October 15, 2016: Kashagan back on line

March 13, 2015: Rigzone is reporting --

Production from Kazakhstan's giant Kashagan oilfield is expected to resume in 2017, more than three years after being suspended due to a pipeline leak, stake holder Royal Dutch Shell said. Operations at the major field, expected to reach production of 300,000 barrels of oil equivalent, started in September 2013 and were halted a month later due to gas leaks from the sour gas pipeline.
October 1, 2014: Rigzone is reporting --
Kazakhstan expects its oil production to stay around 2013 levels until 2016, when it hopes to restart the giant Kashagan oilfield halted by an industrial accident, a senior Kazakh official said on Wednesday.
The Central Asian nation aims to produce 81.8 million tonnes (1.64 million barrels per day) of crude this year, Deputy Energy Minister Magzum Mirzagaliyev told reporters on the sidelines of an international oil and gas conference.
"Next year production is expected to be at the 2014 level," he added.

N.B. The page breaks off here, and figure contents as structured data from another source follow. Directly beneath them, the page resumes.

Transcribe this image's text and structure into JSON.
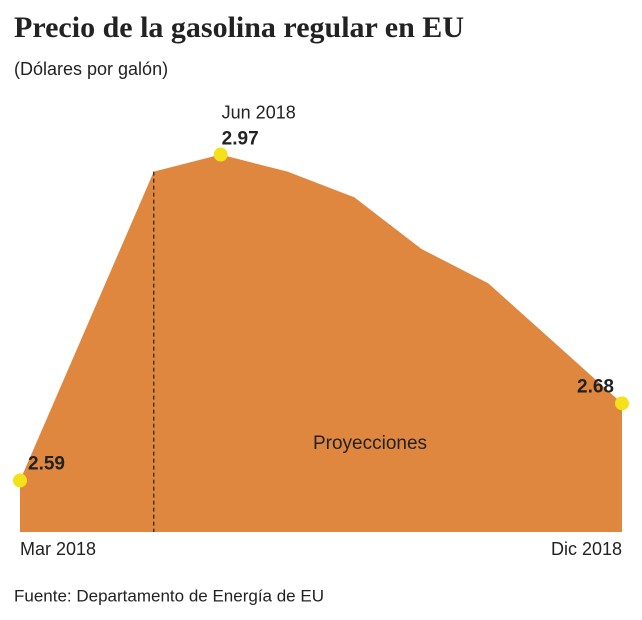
{
  "chart_data": {
    "type": "area",
    "title": "Precio de la gasolina regular en EU",
    "subtitle": "(Dólares por galón)",
    "source": "Fuente: Departamento de Energía de EU",
    "annotation": "Proyecciones",
    "projection_start_index": 2,
    "categories": [
      "Mar 2018",
      null,
      null,
      "Jun 2018",
      null,
      null,
      null,
      null,
      null,
      "Dic 2018"
    ],
    "values": [
      2.59,
      2.77,
      2.95,
      2.97,
      2.95,
      2.92,
      2.86,
      2.82,
      2.75,
      2.68
    ],
    "color": "#e0873f",
    "point_color": "#f5e11a",
    "ylim": [
      2.53,
      3.1
    ]
  }
}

The second-largest ex-Soviet oil producer after Russia raised its oil output to 81.7 million tonnes last year from 79.2 million tonnes in 2012. A further increase in production after the 3 percent rise last year has been thwarted by delays at the giant Kashagan oilfield in the Caspian Sea.  
Original Post
 
This never-ending story really is a never-ending story.

The WSJ is reporting: the Kashagan oil development in the Caspian Sea off Kazakhstan is years late and more than $30 billion over budget.

$30 billion over budget.
Both sides are straining to understand what went wrong. They complain about an unwieldy management structure. Western oil executives say the Kazakh government has held up decisions and imposed onerous requirements for employing local workers. The Kazakhs say the companies made mistakes that included underestimating the challenge of corrosive gas, making plans that needed frequent revision and not doing the welding right.

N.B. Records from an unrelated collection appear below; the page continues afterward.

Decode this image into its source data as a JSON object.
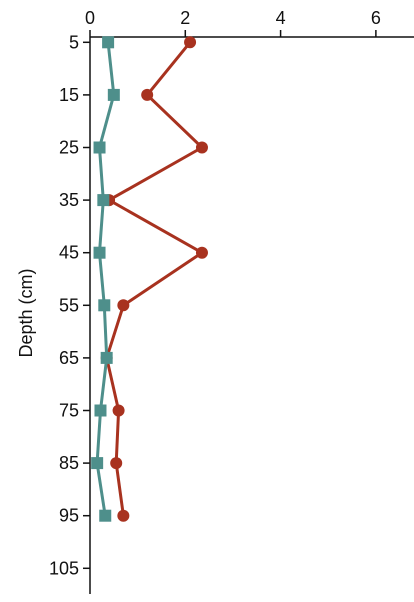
{
  "chart_data": {
    "type": "line",
    "orientation": "vertical-depth-profile",
    "ylabel": "Depth (cm)",
    "xlabel": "",
    "x_axis_position": "top",
    "y_axis_reversed": true,
    "xlim": [
      0,
      6.8
    ],
    "ylim": [
      0,
      105
    ],
    "x_ticks": [
      0,
      2,
      4,
      6
    ],
    "y_ticks": [
      5,
      15,
      25,
      35,
      45,
      55,
      65,
      75,
      85,
      95,
      105
    ],
    "grid": false,
    "legend": "none",
    "depth": [
      5,
      15,
      25,
      35,
      45,
      55,
      65,
      75,
      85,
      95
    ],
    "series": [
      {
        "marker": "circle",
        "color": "#a8321f",
        "values": [
          2.1,
          1.2,
          2.35,
          0.4,
          2.35,
          0.7,
          0.35,
          0.6,
          0.55,
          0.7
        ]
      },
      {
        "marker": "square",
        "color": "#4e8f8b",
        "values": [
          0.38,
          0.5,
          0.2,
          0.28,
          0.2,
          0.3,
          0.35,
          0.22,
          0.15,
          0.32
        ]
      }
    ]
  }
}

Eni Chief Executive Paolo Scaroni said his company's relationship with the government "has been excellent" considering the years of trouble. A senior official of Kazakhstan's state-owned KazMunaiGas, or KMG, disagreed. "It's a marriage that is made in hell," he said.

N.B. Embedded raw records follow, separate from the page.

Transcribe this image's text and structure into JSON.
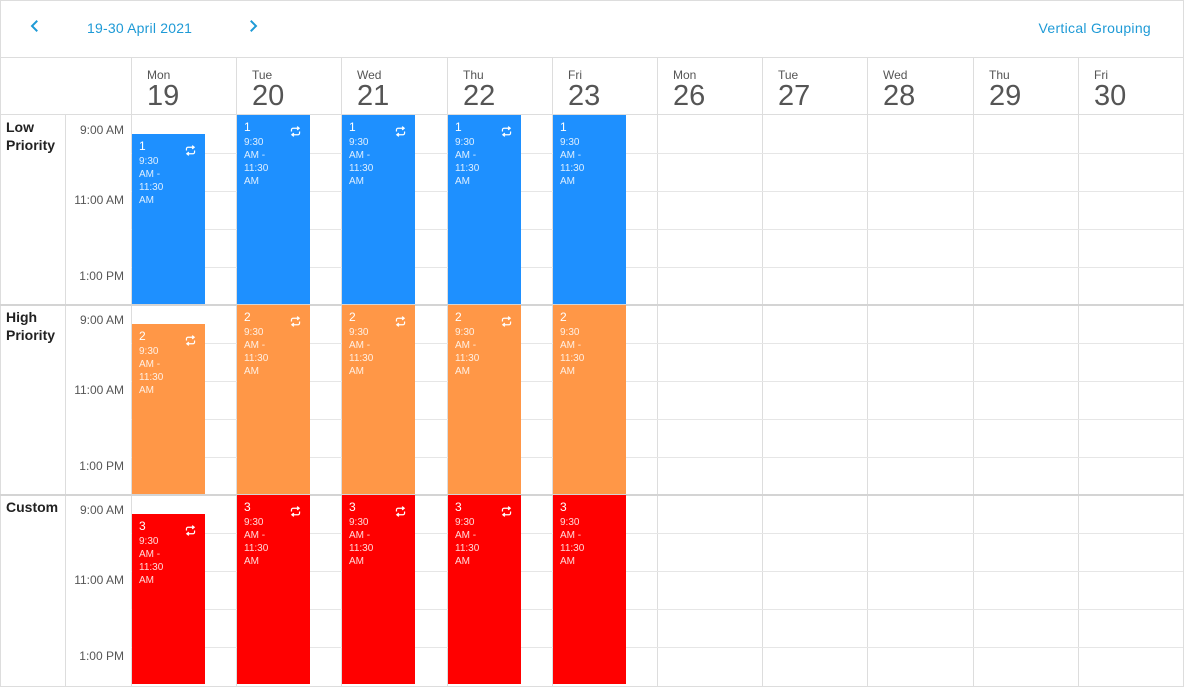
{
  "toolbar": {
    "date_range": "19-30 April 2021",
    "grouping_label": "Vertical Grouping"
  },
  "days": [
    {
      "name": "Mon",
      "num": "19"
    },
    {
      "name": "Tue",
      "num": "20"
    },
    {
      "name": "Wed",
      "num": "21"
    },
    {
      "name": "Thu",
      "num": "22"
    },
    {
      "name": "Fri",
      "num": "23"
    },
    {
      "name": "Mon",
      "num": "26"
    },
    {
      "name": "Tue",
      "num": "27"
    },
    {
      "name": "Wed",
      "num": "28"
    },
    {
      "name": "Thu",
      "num": "29"
    },
    {
      "name": "Fri",
      "num": "30"
    }
  ],
  "groups": [
    {
      "label": "Low Priority",
      "color": "#1e90ff",
      "title": "1"
    },
    {
      "label": "High Priority",
      "color": "#ff9747",
      "title": "2"
    },
    {
      "label": "Custom",
      "color": "#ff0000",
      "title": "3"
    }
  ],
  "time_labels": [
    "9:00 AM",
    "11:00 AM",
    "1:00 PM"
  ],
  "appointment_time": "9:30 AM - 11:30 AM",
  "icons": {
    "prev": "chevron-left-icon",
    "next": "chevron-right-icon",
    "recurrence": "repeat-icon"
  },
  "accent_color": "#1e9ad6"
}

The Kashagan project's travails—reconstructed from interviews with some 40 people involved in it—come at a time when relationships between Western oil companies and resource-owning governments are more important than ever. To replace what they pump, oil companies need to collaborate with state-owned companies that control 90% of the globe's remaining oil reserves, by a World Bank estimate. But governments often give foreign oil companies access only to the hardest-to-develop acreage. Kashagan's large-scale stumble shows how collaborations in these difficult fields can go sour for both sides.
Within Kazakhstan, an earlier and smaller oil project has fared better. Tengiz, about 80 miles east of Kashagan, has helped the country raise its oil production through the years to over 1.6 million barrels a day. But Tengiz didn't have several rival oil companies with equal shares jousting for position—Chevron Corp. is the dominant partner—and it is on land, not offshore.
As much as Kashagan's costs have risen, they don't necessarily mean the project can't someday be profitable, given that oil prices have also climbed sharply since it began. The costs of $50 billion or so—about $42 billion for development plus $8 billion spent toward the second, production phase—have been paid by all of the oil companies involved, including state-owned KMG. The deal gives most production to the oil companies until their development costs are recovered. 
Okay, let's put that that bit into perspective. Repeating, from the story:
As much as Kashagan's costs have risen, they don't necessarily mean the project can't someday be profitable, given that oil prices have also climbed sharply since it began.
Didn't Barron's just report, this weekend, that oil was headed sharply down over the next five years? [Posted in early 2014. In late 2014, Saudi announced its plan to maximize production in an attempt to kill US shale. Oil prices plunged. US shale did not fold. Saudi's attempt failed. By end of 2016, Saudi said they would cut production in an attempt to get the price of oil back up. By early 2018, WTI was back up to a 2-year high.]